# Issue with OpenBGPD



## CHIKHI (Jun 22, 2015)

Hi,

I'm adding a static route to the OpenBGPD process. The route is distributed correctly.
But when I delete the route, OpenBGPD still distribute it, even it is no longer in the routing table (`netstat -rn4`).

I have to restart the OpenBGPD process to delete the route.

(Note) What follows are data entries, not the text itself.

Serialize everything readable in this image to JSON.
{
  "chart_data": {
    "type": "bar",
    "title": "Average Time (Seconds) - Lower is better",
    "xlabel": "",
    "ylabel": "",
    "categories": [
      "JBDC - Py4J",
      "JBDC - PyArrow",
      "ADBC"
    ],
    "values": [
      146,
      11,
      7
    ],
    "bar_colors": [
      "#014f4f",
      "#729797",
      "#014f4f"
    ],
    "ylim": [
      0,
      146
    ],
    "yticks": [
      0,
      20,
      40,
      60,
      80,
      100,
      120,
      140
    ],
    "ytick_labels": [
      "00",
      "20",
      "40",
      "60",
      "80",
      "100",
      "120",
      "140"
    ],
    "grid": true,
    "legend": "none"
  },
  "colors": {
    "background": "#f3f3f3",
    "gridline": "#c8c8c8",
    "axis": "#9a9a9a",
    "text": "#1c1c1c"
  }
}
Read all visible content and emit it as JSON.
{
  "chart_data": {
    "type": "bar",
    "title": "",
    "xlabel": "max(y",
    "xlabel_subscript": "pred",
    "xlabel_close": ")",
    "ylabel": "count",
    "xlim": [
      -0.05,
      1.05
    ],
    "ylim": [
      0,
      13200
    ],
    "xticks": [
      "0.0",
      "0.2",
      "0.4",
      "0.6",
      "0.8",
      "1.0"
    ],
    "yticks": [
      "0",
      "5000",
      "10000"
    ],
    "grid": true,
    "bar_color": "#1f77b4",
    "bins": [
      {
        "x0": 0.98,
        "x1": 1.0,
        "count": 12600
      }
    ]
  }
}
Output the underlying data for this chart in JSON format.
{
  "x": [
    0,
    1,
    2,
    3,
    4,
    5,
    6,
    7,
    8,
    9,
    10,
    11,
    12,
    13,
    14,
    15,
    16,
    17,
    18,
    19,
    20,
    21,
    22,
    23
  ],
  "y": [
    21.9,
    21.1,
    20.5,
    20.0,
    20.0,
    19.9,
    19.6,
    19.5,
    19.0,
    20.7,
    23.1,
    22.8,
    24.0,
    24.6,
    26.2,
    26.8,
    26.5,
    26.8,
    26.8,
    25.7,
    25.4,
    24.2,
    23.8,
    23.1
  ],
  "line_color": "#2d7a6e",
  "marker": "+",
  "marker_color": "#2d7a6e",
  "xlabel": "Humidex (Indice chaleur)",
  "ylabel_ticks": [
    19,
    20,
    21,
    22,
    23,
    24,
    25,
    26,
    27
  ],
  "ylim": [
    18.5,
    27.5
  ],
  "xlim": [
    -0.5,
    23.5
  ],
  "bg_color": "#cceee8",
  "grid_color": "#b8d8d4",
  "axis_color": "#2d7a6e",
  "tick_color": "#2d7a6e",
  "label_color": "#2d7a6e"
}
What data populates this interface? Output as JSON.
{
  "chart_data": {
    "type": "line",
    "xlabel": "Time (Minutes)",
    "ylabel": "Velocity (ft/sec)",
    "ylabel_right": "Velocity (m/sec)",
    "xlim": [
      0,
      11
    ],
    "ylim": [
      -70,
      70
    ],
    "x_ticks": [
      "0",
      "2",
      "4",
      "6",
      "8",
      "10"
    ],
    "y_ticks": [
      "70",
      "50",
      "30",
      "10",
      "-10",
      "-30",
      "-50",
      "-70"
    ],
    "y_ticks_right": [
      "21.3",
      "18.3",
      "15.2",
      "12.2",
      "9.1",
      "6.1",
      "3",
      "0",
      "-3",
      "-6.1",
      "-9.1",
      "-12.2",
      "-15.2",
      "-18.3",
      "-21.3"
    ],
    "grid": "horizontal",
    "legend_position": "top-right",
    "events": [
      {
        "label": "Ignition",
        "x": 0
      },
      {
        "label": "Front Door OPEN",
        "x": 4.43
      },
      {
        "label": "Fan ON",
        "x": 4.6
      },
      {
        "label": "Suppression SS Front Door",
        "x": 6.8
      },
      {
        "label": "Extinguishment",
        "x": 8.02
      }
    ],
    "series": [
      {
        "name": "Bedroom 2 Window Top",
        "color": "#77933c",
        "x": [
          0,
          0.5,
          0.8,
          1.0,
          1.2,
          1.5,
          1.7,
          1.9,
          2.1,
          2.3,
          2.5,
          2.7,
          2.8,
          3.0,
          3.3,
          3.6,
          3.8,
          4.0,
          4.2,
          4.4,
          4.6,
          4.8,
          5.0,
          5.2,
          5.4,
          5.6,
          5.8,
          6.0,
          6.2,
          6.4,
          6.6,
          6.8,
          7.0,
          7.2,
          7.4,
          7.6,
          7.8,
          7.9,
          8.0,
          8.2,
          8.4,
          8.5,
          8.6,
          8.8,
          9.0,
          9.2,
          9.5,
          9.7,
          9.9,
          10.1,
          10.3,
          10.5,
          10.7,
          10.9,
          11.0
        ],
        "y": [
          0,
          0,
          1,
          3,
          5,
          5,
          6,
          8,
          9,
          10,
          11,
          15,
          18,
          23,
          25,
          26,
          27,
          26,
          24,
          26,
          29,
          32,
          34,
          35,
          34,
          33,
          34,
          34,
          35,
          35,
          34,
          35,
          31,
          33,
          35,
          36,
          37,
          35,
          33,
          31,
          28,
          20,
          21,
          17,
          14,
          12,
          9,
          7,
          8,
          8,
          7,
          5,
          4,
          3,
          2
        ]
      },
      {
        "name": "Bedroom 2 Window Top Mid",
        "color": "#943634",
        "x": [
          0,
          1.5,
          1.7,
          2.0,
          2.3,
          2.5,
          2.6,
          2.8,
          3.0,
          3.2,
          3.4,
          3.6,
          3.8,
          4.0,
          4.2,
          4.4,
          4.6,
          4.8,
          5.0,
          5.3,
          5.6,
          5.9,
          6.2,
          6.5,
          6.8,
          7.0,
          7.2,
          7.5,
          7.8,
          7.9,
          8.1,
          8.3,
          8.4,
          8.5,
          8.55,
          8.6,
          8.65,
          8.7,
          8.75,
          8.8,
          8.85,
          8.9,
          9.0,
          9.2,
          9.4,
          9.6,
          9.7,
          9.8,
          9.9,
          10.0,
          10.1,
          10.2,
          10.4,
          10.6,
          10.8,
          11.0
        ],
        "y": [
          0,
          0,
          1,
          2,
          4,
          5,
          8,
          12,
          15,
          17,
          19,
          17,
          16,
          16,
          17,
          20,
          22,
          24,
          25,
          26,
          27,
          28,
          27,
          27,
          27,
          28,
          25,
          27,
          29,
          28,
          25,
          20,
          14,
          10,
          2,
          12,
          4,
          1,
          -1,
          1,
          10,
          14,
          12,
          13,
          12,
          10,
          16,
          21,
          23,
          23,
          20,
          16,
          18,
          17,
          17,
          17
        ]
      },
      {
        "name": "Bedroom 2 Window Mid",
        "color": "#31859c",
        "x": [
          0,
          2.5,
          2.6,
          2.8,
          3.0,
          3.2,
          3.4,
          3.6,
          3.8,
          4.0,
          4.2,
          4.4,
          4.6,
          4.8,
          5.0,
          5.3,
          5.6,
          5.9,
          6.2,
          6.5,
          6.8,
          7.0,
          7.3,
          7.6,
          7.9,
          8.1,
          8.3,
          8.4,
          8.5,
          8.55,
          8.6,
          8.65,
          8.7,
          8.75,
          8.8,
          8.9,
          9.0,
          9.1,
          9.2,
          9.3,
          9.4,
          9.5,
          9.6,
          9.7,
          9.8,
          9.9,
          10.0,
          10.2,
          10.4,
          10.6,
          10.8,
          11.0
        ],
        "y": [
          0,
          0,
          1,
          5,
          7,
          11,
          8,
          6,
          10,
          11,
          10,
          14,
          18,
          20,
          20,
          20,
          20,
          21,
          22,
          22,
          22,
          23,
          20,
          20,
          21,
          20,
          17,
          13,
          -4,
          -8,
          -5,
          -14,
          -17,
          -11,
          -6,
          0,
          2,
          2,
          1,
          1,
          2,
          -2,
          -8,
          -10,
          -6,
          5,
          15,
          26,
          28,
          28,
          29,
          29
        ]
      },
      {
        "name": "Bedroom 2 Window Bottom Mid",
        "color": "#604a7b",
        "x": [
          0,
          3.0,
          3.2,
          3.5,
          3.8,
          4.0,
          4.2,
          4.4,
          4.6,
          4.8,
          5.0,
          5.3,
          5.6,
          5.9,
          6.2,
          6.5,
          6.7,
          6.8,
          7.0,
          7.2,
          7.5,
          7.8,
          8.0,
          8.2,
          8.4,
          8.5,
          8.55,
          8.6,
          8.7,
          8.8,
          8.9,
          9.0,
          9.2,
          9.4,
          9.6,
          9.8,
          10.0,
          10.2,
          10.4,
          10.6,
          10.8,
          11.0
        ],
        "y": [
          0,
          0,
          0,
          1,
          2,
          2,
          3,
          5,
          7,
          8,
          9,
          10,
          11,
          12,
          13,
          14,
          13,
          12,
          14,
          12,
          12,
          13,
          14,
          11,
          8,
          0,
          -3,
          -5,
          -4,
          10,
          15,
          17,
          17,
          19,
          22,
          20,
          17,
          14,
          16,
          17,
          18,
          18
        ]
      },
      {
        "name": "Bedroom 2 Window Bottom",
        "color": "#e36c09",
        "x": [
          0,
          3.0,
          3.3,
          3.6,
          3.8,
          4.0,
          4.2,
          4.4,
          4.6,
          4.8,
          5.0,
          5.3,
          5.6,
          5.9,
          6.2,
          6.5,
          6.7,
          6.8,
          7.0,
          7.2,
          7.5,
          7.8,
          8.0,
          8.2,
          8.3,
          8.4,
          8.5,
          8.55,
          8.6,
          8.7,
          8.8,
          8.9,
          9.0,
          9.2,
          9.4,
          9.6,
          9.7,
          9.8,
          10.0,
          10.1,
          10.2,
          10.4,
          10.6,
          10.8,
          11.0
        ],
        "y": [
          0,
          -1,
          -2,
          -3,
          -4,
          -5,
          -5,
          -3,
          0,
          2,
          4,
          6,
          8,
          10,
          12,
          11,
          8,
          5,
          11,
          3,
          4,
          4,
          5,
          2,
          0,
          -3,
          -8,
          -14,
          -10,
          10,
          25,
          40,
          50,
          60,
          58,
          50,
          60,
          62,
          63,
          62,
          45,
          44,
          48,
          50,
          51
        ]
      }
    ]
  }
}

Is there any way to force OpenBGPD to delete the routes without restart?

Thanks!


----------



## junovitch@ (Jun 22, 2015)

I only used net/openbgpd briefly before settling on net/bird so I'm not sure how much help I can provide.  I guess to start your bgpd.conf configuration for this section would be helpful.  Does `bgpctl reload` work to trigger a refresh of the kernel FIB down to the BGP routing table?


----------



## CHIKHI (Jun 22, 2015)

No, unfortunately it doesn't help.


----------



## Oko (Jun 22, 2015)

CHIKHI said:


> No, unfortunately it doesn't help.


I would ask on misc@openbsd. Even though that you are not running OpenBGPD on its native platform it is likely that people will be able to help you.


----------



## junovitch@ (Jun 22, 2015)

I think Oko's recommendation may be the best idea.  I would think there would be an option to have OpenBGPD check the kernel FIB periodically to propagate the changes that someone more familiar with OpenBGPD can assist with.


----------



## CHIKHI (Jun 23, 2015)

Ok thanks all for you help. I'm going to ask on misc@openbsd.


----------